AB Zirvesi sonuç bildirgesi olumlu, ama tek yönlü bakış açısıyla kaleme alındığı görüldü
Dışişleri Bakanlığı, Türkiye'ye hem teşvik hem yaptırım tehdidinin çıktığı AB Liderler Zirvesi Bildirisi'nden memnun.
Dışişleri Bakanlığı, Bakanlık, AB Devlet ve Hükümet Başkanları Mart Zirvesi sonuçları hakkında yazılı açıklama yaptı. Açıklamada, AB Zirvesi Sonuç Bildirisi'nde temel alınan AB Komisyonu Başkan Yardımcısı/AB Dış İlişkiler ve Güvenlik Politikası Yüksek Temsilci Borrell ve AB Komisyonu tarafından hazırlanan, “Türkiye ile AB arasında siyasi, ekonomik ve ticari ilişkilerin durumu” başlıklı raporun değerlendirme bölümünde olumlu gündemin gereği vurgulanmış olsa da birkaç üye ülkenin dar görüşlü iddialarının etkisinde ve Türkiye-AB ilişkilerine tek yönlü bakış açısıyla kaleme alındığının görüldüğü belirtildi.
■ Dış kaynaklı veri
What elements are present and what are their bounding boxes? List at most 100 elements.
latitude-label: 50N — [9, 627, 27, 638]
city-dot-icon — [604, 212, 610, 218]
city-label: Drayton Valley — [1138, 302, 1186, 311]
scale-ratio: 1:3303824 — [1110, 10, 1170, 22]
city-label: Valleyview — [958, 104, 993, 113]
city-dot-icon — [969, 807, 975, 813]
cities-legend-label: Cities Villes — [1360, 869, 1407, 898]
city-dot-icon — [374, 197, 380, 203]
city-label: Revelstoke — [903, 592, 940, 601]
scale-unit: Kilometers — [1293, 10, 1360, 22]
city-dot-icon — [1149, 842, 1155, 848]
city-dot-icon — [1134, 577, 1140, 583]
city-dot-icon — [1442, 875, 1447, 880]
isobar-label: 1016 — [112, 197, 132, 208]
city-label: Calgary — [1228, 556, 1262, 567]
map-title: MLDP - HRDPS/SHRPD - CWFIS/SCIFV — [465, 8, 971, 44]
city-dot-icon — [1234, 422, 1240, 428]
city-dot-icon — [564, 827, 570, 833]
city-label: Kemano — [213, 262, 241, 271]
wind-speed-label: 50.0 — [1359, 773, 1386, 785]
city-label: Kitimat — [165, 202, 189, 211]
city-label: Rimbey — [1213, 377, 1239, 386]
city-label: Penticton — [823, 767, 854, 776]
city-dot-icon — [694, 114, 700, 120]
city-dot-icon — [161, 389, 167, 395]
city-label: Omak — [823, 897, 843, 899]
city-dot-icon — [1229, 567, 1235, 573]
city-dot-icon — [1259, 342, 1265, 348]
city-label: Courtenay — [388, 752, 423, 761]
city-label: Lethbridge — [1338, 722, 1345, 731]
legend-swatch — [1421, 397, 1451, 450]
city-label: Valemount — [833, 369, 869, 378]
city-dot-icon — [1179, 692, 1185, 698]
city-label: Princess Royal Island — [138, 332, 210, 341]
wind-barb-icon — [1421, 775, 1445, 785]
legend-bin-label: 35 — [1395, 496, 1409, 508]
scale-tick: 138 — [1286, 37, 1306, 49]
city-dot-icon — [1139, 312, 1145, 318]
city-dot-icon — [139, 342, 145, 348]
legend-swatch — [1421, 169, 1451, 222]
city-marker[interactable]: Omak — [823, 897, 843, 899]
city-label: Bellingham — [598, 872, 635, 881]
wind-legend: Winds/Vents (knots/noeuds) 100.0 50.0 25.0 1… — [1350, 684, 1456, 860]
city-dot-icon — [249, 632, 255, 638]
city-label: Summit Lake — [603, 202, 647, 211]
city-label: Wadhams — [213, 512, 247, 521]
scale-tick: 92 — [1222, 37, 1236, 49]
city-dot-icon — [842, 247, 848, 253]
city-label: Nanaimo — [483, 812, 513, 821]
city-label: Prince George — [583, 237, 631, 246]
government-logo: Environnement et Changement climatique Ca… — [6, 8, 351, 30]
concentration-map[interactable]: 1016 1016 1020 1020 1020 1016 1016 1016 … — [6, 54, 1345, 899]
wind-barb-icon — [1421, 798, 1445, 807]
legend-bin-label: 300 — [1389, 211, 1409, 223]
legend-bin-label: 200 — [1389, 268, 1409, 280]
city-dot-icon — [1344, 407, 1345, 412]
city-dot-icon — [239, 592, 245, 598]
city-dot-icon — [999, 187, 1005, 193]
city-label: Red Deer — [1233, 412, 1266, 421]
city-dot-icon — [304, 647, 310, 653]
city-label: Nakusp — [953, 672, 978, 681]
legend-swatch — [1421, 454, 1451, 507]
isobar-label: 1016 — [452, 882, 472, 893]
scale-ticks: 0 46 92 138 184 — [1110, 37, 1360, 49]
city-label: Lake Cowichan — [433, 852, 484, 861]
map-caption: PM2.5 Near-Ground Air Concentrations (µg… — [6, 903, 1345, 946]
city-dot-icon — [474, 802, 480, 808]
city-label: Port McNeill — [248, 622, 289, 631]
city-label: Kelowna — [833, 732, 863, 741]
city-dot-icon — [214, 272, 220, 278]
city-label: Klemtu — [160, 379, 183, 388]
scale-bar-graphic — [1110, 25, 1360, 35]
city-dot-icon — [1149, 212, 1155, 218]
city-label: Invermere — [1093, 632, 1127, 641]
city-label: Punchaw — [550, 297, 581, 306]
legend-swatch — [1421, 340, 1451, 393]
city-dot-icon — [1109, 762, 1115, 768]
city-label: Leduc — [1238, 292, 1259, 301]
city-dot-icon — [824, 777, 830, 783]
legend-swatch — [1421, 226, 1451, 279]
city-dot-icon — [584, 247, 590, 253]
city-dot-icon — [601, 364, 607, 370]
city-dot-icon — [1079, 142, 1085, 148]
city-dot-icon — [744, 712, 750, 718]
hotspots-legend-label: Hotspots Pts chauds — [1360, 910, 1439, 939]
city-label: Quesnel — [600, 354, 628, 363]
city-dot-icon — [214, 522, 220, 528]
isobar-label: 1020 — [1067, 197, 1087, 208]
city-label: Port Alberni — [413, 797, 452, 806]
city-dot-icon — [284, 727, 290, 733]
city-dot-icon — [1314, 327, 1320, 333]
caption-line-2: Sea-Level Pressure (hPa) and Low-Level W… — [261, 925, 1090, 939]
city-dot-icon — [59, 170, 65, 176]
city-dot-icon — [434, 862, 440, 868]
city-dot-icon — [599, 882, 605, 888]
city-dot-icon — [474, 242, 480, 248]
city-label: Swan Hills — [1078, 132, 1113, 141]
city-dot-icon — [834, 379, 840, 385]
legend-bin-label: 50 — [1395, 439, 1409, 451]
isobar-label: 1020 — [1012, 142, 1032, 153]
Ancak "Bununla birlikte Türkiye-AB ilişkilerini olumlu gündem temelinde ilerletme konusunda raporla ortaya konulan çabayı ve Zirve Bildirisine yansıtılmaya çalışılan söylemi memnuniyetle karşılıyoruz" ifadelerini kullandı.
Türkiye'nin müzakere eden aday ülke olarak AB ile ilişkilerini üyelik hedefi doğrultusunda, iş birliği ve karşılıklı yarar temelinde geliştirmeyi içtenlikle arzu ettiği kaydedilerek, gerginliğin azaltılması ve diyalog kanallarının yeniden işler hale getirilmesinin Türkiye’nin ve sağduyulu birçok AB üyesi ülkenin çabalarıyla mümkün olabildiği aktarıldı.
AB tarafından olumlu gündem temelinde somut ve yapıcı adımlar atılmasının Türkiye'nin haklı beklentisi olduğu vurgulanan açıklamada şu ifadeler yer aldı: "Bu adımların zirve bildirisinde koşullara bağlanması, sadece belli alanlara değinilmesi ve hazirana ertelenmesinin ise yakalanan olumlu ivmenin kaybolmasına sebebiyet vermemesini umut ediyoruz. 18 Mart Mutabakatı’nın göç konusunda iş birliği dahil tüm unsurları ile yenilenerek uygulanmaya devam edilmesi için AB ile çalışmaya hazır olmamıza ve bu konuda somut öneriler sunmuş olmamıza rağmen, AB tarafının mutabakatın kapsamlı içeriğini göz ardı ederek seçici davranmak ve muğlak ifadelere yer vermek zorunda kalması, birlikte küresel aktöre dönüştürmek istediğimiz AB açısından zayıf adımlar olarak kalmıştır.
Hukukun üstünlüğünün ve temel haklar alanlarında diyalogdan öte, katılım müzakereleri çerçevesinde fasıl bazında çalışılması gerektiği düşünülüyor. Bu çerçevede, AB’nin 23 ve 24. fasılları, yeni genişleme strateji çerçevesine de uygun olarak, açmasını bekliyoruz."